What is the NYPD Hiding About School Metal Detectors?
The department wants people in the dark about how harmful metal detectors actually are.
We know that tens of thousands of students pass through metal detectors every day in New York City. We know that the vast majority of them are students of color. And we know that for many of these students, metal detectors will lead to confrontational, invasive, and harmful interactions with school police. Waiting in line to be scanned and potentially frisked or searched often makes students late for class, cumulatively costing hours or even days of learning time over the course of the year.
But there’s a lot we don’t know about how the City and the NYPD use metal detectors. We don’t know if the City has ever measured the impact metal detectors have on the learning environment — either in learning time lost, spikes in absenteeism, or damaged relationships. We don’t know where they use them, when they use them, or what police confiscate from students. We don’t know any of this about the technology being used on our kids because the NYPD refuses to tell the public.
For years, the NYCLU has tried to get answers. Since 2016, the NYPD has been required to collect information on the use of metal detectors in schools and report that information to the City Council and the public. In 2019, the NYCLU submitted a Freedom of Information Law request to the council, asking for these reports. But later that year, the Council responded saying it did not have the data we requested.
In 2020, the NYCLU filed a lawsuit against the NYPD to force the disclosure of information about the department’s presence in schools and the impact of metal detectors on students. But this year a conservative court ruled that this information could remain hidden from the public.
Without official reports, we have to rely on an analysis of public data that very likely undercounts the number of students who get scanned every day.
Using the Student Safety Act quarterly reports from 2016 to 2022, which capture information on NYPD activity in City schools, we compiled:
- A list of each school.
- The number of times there was significant contact between an office and a public school student
- Whether at the time of the incidents, there were metal detectors or some form of electronic scanning at the school.
Our analysis shows that nearly 200,000 students have attended schools with scanning since 2016 — putting them at risk for harassment, invasive searches, and fraught interactions with the police. This surely captures only a fraction of the impact of metal detectors in City schools.
According to our analysis, in schools that had scanning, students of color made up 88 percent of total enrollment:
- 28 percent Black
- 41 percent Latinx
- 16 percent Asian
- 12 percent white
Our analysis showed that schools with scanning have more Black students and fewer white students than schools in our analysis that did not have evidence of scanning.
Previous analyses have found similar racial disparities. A 2015 investigation by WNYC found that Black and Latinx high school students were nearly three times more likely to attend a scanning school than white high school students
There’s also evidence that the stated reasons the NYPD implements metal detectors in some schools and not in others is mysterious, completely nonsensical, or racially-biased. For example, the Bayard Rustin Educational Campus (BREC) in Manhattan’s Chelsea neighborhood serves mostly students of color and is home to multiple schools for over-age and under-credited students. BREC students have been repeatedly subjected to unannounced metal-detector screening.
In 2018, principals and students on the campus were informed by police that the metal detectors were necessary because of reports of crime in the neighborhood.
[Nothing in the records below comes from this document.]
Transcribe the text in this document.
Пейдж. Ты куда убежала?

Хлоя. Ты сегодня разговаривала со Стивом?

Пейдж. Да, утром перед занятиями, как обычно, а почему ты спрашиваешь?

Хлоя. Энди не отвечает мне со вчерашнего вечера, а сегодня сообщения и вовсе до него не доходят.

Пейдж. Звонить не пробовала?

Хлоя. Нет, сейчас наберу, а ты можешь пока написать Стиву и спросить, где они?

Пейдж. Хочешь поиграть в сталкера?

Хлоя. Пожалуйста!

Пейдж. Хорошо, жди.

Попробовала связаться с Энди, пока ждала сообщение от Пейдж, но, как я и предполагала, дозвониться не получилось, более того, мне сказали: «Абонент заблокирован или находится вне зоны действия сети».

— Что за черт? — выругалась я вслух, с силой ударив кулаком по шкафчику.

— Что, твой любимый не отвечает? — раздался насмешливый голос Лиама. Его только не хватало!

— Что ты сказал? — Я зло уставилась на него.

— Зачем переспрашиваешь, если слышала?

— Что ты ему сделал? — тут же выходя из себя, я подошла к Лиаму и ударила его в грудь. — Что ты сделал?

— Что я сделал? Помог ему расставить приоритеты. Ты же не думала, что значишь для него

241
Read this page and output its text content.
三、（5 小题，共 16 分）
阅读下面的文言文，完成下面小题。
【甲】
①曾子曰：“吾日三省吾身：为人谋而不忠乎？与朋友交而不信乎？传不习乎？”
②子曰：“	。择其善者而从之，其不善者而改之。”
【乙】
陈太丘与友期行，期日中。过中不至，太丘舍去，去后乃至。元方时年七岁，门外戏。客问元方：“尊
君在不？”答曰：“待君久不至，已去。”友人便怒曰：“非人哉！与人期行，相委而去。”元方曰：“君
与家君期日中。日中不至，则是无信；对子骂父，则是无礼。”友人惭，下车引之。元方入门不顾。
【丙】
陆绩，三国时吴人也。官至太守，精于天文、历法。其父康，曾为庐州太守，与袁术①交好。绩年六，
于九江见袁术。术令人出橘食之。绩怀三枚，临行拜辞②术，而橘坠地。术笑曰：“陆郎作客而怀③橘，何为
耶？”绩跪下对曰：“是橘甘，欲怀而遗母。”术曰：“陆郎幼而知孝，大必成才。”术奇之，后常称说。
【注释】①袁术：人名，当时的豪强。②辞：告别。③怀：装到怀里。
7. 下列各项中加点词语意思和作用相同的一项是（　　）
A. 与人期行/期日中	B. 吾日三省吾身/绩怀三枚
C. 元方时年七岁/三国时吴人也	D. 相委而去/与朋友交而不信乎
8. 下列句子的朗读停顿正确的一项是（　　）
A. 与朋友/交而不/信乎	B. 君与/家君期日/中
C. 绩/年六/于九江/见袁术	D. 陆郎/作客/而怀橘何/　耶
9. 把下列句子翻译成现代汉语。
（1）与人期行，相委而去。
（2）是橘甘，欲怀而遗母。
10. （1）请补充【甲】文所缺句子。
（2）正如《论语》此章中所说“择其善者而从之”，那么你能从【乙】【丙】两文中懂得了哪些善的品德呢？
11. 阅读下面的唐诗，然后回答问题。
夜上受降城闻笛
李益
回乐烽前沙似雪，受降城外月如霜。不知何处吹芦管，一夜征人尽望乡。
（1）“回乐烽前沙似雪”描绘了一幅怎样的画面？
But, the NYC Lab School for Collaborative Studies across the street – which has a predominantly white student body – has not had repeated metal-detector scanning.
Metal detectors can’t create safe schools.
By hiding the full extent of metal detector use, the NYPD and the union that represents school police are able to cherry-pick details to feed the public and the tabloid press. That information is usually designed to fit a narrative that City schools are dangerous, full of weapons, and that only metal detectors and police officers can keep students safe. These reports often include the number of “weapons” seized by school police, but for years students have told us those figures include everyday metal items like deodorant cans, key rings, and forks. The NYPD refuses to tell us exactly what’s being confiscated, allowing them to seize students’ belongings with no oversight.
With the real impact of metal detectors held under lock-and-key and the public only exposed to the narratives the NYPD wants to push, the City feels little pressure to curb the use of metal detectors. Officials have even experimented with other, even less-proven technology.
In March, Mayor Eric Adams promoted a new scanning technology made by Evolv Technologies which “passively” scans students as they enter their school. But this technology has regularly misidentified Chromebook computers as guns, putting students in danger of experiencing totally unnecessary confrontations with police that could easily escalate.
Everyone wants schools that are safe, and it’s understandable to reach for something like metal detectors as an easy way to achieve this goal. But metal detectors can’t create safe schools. To get to the core of this issue, students have to trust the teachers and staff at their school so they feel comfortable telling them when something is wrong. Schools also need more counselors, social workers, and medical staff who can help students deal with problems before they get serious. The City should invest more in clean, healthy school buildings, after-school supports, and culturally relevant curriculum.
We should be curtailing our use of metal detectors and investing in these proven solutions. That’s the only way to get truly safe schools in New York City and across the state.